Background: Blood conservation using autologous platelet-rich plasma (aPRP), a technique of whole blood harvest that separates red blood cells from plasma and platelets before cardiopulmonary bypass with retransfusion of the preserved platelets after completion of cardiopulmonary bypass, has not been studied extensively. We sought to prospectively determine whether aPRP reduces blood transfusions during ascending and transverse aortic arch repair.
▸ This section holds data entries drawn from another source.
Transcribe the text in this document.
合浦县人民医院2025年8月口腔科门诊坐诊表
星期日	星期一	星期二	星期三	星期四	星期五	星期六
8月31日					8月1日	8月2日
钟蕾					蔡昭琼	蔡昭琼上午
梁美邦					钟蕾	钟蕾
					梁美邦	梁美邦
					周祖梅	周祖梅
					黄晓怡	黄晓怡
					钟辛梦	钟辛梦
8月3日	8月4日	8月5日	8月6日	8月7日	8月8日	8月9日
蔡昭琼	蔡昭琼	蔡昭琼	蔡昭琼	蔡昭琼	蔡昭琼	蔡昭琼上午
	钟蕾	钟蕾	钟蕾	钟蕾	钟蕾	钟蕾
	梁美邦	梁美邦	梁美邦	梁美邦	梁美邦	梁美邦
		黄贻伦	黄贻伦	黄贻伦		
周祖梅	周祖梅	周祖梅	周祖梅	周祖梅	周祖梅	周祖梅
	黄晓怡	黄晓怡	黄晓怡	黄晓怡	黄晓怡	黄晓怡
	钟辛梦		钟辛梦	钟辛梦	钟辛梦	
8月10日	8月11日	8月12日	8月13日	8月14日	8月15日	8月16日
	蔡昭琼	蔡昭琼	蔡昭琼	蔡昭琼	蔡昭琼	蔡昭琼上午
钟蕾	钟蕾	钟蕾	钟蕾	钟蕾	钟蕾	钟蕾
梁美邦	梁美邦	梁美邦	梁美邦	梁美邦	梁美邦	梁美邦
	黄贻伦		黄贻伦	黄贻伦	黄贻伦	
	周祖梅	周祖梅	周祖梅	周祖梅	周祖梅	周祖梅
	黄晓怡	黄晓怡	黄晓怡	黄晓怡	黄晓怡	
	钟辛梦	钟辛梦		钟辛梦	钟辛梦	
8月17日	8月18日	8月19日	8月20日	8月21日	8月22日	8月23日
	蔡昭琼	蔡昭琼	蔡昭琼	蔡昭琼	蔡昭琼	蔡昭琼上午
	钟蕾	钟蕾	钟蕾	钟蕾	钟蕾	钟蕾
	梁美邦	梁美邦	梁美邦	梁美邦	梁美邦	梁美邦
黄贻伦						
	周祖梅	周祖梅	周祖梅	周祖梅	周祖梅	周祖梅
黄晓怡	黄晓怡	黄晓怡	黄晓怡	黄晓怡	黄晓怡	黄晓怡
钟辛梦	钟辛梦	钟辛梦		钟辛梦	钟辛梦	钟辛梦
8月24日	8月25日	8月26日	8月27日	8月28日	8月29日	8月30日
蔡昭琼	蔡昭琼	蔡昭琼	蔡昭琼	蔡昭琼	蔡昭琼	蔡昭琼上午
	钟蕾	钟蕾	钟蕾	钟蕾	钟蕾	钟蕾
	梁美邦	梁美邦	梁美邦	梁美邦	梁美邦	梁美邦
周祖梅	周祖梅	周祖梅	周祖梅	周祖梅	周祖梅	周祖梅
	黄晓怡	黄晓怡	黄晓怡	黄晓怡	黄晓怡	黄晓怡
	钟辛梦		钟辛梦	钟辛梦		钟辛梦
Methods: We randomly assigned 80 patients undergoing elective ascending and transverse aortic arch repair using deep hypothermic circulatory arrest to receive either aPRP (n = 38) or no aPRP (n = 42). Volume of aPRP retransfused was 726 ± 124 mL. The primary end point was transfusion amount. Secondary end points were death, stroke, renal failure, pulmonary failure, and transfusion costs. Perioperative transfusion rate was defined as blood transfusions given during surgery and up to 72 hours afterward. The surgeon and intensivist were blinded to the treatment arm. Because an anesthesiologist initiated the protocol, the surgeon was not aware of aPRP collection, as this occurred only after the sterile drape was in place. In addition, because cell salvage was performed on all cases, differentiation in perfusionist activities (during spinning of aPRP) was not evident. Platelet, fresh frozen plasma, and cryoprecipitate intraoperative transfusions were performed only after heparin was reversed and the patient was judged as coagulopathic on the basis of associated criteria: cryoprecipitate transfusion for fibrinogen level less than 150 μg/dL, platelet transfusion for platelet count less than 80,000, and fresh frozen plasma when thromboelastogram test was suggestive or a partial thromboplastin time was greater than 55 seconds, and prothrombin time was greater than 1.6 seconds.
Results: Early mortality, stroke, and respiratory complications were similar between groups. Only acute renal failure was reduced in the aPRP group, 7% versus 0% (p < 0.014). Mean transfusion rate of packed red blood cells was reduced by 34%, fresh frozen plasma by 52.8%, cryoprecipitate by 70%, and platelets by 56.7% in the aPRP group (p < 0.02). Hospital length of stay (9.4 ± 5.3 days versus 12.7 ± 6.3 days; p < 0.014) and transfusion costs ($1,396 ± $1,755 versus $2,762 ± $2,267; p < 0.004) were reduced in the aPRP group.
Conclusions: The use of aPRP reduced allogeneic transfusions during ascending and transverse aortic arch repair with deep hypothermic circulatory arrest. This translated to less acute renal failure, decreased length of stay, and lower transfusion costs. Further studies examining the coagulation factors of aPRP are required.